Noi, generazione ‘90, ricordiamo quanto fosse bello giocare in cortile, aspettare di andare al parco per nasconderci dietro al primo albero senza essere scoperti.

Proprio noi, che abbiamo fatto la storia saltando la corda e inventato mappe del tesoro nascondendo le caramelle, non riusciamo a concepire come le nuove generazioni siano così dipendenti dalla tecnologia. Sì, dipendenti è sicuramente la parola giusta.

Bambini di sette anni sui passeggini che con grande abilità, ammettiamo di essere quasi invidiosi, navigano nel word wide web (conosciuto come www) senza limite alcuno, scaricando nuove applicazioni senza informazioni a riguardo.

Dovremmo tutti leggere ‘termini e condizioni’

ma se nessuno ci insegna a farlo si fanno avanti l’incoscienza e la spensieratezza.

Chi ha voglia di spiegare a un bambino che l’applicazione che ha appena scaricato con tanta semplicità ha i server in chissà quale parte del mondo e che il trattamento dei suoi dati non sarà regolato da alcun curatore?

Dovremmo sapere tutti che il General Data Protection Regulation (comunemente detto GDPR), entrato in vigore il 23 maggio 2018, vale solo in Europa e che sono in atto fior fior di sentenze tra potenze mondiali per riuscire a far valere il diritto sui dati, ma nessuno ha voglia di prestarci troppa attenzione.

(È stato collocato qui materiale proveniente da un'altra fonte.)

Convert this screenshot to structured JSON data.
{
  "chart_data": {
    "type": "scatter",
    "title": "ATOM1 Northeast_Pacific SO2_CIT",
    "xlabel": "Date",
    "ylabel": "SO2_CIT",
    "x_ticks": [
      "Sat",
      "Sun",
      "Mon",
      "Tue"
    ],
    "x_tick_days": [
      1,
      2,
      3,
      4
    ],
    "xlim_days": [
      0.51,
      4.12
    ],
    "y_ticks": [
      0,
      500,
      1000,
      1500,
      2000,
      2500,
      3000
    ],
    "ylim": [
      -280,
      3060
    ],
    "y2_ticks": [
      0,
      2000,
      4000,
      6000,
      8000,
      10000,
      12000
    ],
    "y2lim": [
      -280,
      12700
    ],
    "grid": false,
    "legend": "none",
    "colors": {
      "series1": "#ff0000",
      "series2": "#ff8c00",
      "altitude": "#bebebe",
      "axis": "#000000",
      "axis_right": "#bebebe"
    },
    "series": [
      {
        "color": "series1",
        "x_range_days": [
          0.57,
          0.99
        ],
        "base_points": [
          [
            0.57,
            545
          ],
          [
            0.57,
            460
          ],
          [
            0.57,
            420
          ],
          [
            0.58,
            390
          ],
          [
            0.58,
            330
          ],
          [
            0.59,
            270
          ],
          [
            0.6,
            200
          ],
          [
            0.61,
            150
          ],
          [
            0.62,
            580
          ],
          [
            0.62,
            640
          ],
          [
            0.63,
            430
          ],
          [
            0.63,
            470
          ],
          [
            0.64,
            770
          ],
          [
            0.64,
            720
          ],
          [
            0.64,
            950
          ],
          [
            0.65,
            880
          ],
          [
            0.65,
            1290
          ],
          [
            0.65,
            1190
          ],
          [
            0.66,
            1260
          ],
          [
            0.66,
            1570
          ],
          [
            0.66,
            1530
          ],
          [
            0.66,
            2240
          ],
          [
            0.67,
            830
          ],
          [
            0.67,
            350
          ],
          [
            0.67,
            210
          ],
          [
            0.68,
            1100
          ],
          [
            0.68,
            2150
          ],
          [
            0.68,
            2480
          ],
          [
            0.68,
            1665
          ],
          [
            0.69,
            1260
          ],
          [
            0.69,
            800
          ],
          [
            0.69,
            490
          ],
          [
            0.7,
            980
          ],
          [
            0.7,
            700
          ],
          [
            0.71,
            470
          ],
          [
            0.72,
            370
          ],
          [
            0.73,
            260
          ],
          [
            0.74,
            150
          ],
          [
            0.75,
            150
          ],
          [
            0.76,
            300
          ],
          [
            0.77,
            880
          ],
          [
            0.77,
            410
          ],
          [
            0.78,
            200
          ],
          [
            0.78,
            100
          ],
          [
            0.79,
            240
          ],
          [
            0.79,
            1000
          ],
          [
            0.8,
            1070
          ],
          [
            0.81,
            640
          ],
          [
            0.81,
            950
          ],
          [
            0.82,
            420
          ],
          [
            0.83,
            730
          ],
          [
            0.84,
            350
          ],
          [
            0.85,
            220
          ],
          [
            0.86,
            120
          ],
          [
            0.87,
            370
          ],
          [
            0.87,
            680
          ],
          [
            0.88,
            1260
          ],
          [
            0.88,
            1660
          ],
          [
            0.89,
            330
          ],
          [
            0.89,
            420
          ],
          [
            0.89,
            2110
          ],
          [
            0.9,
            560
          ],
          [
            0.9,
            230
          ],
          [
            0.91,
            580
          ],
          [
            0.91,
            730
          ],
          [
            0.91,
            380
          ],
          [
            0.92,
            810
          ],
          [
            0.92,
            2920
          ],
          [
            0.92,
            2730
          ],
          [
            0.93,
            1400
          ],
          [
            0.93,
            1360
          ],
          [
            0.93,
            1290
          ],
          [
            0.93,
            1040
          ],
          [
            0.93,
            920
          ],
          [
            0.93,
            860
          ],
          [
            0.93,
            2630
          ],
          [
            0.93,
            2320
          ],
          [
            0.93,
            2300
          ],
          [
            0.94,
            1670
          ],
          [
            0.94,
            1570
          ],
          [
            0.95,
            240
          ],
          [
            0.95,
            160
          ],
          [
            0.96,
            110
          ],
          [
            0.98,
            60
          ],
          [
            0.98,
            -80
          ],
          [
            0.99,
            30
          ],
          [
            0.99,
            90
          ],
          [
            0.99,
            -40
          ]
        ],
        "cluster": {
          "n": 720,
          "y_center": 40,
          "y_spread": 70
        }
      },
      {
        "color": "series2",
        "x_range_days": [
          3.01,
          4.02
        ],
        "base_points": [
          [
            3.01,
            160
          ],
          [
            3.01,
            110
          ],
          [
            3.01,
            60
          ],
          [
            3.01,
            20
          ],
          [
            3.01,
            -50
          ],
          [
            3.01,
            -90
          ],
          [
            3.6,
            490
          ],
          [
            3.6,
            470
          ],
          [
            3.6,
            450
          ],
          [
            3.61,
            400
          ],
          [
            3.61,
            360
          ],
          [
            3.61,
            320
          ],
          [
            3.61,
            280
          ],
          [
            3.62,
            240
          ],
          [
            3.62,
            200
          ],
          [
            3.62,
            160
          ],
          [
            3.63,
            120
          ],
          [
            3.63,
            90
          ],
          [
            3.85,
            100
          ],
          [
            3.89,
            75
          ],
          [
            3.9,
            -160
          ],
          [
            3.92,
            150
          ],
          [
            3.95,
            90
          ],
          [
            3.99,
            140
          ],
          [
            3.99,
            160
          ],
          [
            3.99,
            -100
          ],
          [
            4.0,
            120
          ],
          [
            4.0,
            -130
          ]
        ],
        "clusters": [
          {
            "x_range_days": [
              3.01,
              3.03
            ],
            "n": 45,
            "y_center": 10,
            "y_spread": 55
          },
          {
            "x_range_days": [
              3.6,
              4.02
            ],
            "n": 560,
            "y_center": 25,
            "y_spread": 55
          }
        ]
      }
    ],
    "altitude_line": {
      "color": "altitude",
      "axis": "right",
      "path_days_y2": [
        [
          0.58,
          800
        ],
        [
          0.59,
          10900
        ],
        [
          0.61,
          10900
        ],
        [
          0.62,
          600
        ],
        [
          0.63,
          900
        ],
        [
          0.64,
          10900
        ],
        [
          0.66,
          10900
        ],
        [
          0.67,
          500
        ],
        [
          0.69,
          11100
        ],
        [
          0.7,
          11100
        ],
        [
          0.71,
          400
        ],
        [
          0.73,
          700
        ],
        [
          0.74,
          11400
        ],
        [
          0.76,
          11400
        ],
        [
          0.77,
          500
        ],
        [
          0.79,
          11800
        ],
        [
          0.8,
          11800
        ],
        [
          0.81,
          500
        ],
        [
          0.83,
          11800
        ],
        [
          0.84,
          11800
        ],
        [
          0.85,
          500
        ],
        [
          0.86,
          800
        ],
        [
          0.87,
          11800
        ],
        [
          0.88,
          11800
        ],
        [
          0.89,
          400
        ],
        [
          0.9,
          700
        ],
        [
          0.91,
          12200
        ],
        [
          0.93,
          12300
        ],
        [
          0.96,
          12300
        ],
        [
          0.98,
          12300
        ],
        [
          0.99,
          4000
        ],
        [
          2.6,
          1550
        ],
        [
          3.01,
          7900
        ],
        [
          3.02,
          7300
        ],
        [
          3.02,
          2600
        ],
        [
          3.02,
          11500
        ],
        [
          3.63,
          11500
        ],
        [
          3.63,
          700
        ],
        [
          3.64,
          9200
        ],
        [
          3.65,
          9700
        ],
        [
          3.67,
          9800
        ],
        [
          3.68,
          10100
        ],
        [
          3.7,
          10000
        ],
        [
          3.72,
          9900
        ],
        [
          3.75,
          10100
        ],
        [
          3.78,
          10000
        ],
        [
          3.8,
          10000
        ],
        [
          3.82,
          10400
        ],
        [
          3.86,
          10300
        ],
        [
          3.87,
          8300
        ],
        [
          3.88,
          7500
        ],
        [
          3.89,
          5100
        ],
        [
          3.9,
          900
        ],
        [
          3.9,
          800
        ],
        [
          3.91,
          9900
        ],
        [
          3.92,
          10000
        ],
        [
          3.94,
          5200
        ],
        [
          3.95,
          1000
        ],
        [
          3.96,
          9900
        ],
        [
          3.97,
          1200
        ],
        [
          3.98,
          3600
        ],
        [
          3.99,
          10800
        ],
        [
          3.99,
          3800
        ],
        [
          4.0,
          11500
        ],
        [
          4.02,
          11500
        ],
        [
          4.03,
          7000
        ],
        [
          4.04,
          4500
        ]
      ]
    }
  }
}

L’utente medio, categoria in cui sentiamo di doverci collocare, nell’ormai lontano 2018 era infastidito nel dover accettare, su ogni piattaforma, le nuove direttive sulla privacy.

Fu così che la ‘scocciatura’, se così vogliamo definirla, di modificare le disposizioni dei dati fu invece un consenso alla tutela che portò con sé un enorme progresso giuridico.

Facciamo però un passo indietro

Forse non tutti sanno che i nostri dati si dividono in due grandi categorie, dati sensibili e dati personali.

I dati personali fanno riferimento a informazioni che identificano direttamente un individuo, quindi nome, cognome, numero di telefono. Essi contengono anche dati pseudonimi o ‘informazioni non direttamente identificanti’ che non identificano gli utenti in modo diretto, ma definiscono i comportamenti individuali quali le preferenze di acquisto.

Quali sono però i dati per così dire ‘spinosi’?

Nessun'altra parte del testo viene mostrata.